Райя вернулся к ней и сел рядом на голые плиты.
— Какая у тебя тайна, жрица Хатор? Чтобы ты ни сказала, это услышим лишь я и мой отец.
— И фараон, — твёрдо добавила Нен-Нуфер. — Скажи ему, что Пентаур не отвёл его в келью, потому что там была я.
— Там была ты? — царевич так сильно стиснул ей плечи, что Нен-Нуфер чуть не закричала. — Что ты слышала?
— Ничего, — затрясла она головой. — Ничего я не слышала. А если б и услышала, то заткнула бы уши, ибо никто не смеет подслушивать фараона.
— Почему он не сказал нам правды?
— Он нашёл меня во дворике до службы…
— Что ты там делала? Ты разве не знаешь, что никто, кроме жрецов Пта и тех, кого допустил сам фараон, не смеет присутствовать на церемонии жертвоприношения?
Нен-Нуфер опустила глаза.
— Я знаю, но я не присутствовала… Я только…
Нен-Нуфер сжала ресницы, пытаясь сдержать слёзы. Ослеплённая желанием увидеть царевича, она позабыла, что внутренний дворик во время приезда Божественной четы закрыт для всех, кроме старших жрецов. Потому Пентаур был так удивлён и напуган, найдя её там.
— Хатор покарает меня за мои слова, но ведь она и так знает правду… Я хотела увидеть тебя, царевич Райя. Я не думала, что нарушаю что-то…
Царевич спрятал за спиной руки.
— А я думал, что нарушаю, ожидая здесь твоего прихода. Ведь всё, что мне позволено — это видеть твой танец на храмовых праздниках. Я сделал признание. Скажи теперь и ты, пришла бы ты сюда, если бы не желала защитить Пентаура? Ответь мне, ибо кроме меня и отца никто не услышит это.
Нен-Нуфер опустила глаза.
— Я больше не приду. Я увидела тебя, и мне довольно. Пусть Великая Хатор простит мне моё желание.

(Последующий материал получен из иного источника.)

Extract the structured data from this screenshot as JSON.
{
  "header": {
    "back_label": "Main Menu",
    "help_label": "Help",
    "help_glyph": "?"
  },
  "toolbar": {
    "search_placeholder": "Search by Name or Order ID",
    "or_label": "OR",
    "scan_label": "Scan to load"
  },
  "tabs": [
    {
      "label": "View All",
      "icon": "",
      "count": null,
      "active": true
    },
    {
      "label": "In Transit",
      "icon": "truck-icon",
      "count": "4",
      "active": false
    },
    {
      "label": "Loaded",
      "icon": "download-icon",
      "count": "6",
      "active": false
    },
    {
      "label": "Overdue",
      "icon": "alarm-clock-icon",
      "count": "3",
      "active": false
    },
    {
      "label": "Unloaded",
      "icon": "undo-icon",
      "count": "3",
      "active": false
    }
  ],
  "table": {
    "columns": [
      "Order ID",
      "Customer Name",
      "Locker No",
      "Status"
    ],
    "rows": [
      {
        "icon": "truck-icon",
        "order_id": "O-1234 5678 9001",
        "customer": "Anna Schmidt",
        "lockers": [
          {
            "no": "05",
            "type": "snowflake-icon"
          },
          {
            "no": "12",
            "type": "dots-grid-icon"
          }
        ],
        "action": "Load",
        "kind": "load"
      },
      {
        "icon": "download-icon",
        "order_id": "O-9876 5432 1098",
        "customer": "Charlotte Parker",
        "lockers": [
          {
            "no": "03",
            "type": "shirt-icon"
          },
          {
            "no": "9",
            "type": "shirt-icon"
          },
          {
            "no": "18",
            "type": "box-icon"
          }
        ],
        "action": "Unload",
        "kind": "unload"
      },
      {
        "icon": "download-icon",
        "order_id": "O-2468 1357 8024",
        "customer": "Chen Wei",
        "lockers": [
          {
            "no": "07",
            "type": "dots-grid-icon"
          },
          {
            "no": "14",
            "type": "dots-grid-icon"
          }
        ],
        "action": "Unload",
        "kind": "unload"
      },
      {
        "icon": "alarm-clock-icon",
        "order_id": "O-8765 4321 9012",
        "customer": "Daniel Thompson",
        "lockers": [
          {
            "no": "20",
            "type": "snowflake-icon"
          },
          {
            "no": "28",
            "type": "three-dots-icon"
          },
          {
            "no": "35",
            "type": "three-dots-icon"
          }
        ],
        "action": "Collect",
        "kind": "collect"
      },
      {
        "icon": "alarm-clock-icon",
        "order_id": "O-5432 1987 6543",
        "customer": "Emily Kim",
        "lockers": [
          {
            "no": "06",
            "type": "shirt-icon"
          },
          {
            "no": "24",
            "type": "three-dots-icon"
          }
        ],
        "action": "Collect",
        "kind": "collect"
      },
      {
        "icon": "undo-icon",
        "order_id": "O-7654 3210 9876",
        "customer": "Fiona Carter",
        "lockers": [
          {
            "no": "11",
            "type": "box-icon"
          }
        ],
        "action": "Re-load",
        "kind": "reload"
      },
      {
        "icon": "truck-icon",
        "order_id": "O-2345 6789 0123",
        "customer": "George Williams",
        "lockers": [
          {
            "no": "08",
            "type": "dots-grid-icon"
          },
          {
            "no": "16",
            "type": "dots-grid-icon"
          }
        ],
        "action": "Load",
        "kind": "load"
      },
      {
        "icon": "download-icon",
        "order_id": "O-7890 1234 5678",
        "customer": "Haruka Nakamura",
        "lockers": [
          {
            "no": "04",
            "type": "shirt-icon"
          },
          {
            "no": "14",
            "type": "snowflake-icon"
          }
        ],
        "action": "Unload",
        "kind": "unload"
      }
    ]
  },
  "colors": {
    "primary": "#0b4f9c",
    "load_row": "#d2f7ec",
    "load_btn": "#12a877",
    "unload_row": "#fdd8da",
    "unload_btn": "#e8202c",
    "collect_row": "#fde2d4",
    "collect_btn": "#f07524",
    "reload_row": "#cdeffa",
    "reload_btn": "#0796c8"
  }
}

— И да простит она его мне. Я должен поучиться у Пентаура силе. Он должен очень любить тебя, коль поставил на кон труды всей своей жизни.
— Пусть фараон простит ему его ложь, потому что, я знаю, Пентаур примет любую кару, но не скажет про меня Амени. Пусть Его Святейшество не карает Пентаура за меня.
— Будь покойна, завтра фараон примет Амени и ни слова не скажет про спрятанный в келье лотос. Я укажу ему на тебя во время танца. Сколько бы париков они не надели на тебя, я узнаю тебя, мой Прекрасный Лотос. Я хочу, чтобы и он знал, какие прекрасные жрицы служат Великой Хатор.
— Я не буду танцевать на празднике. Из-за ссадин меня отстранили от танцев.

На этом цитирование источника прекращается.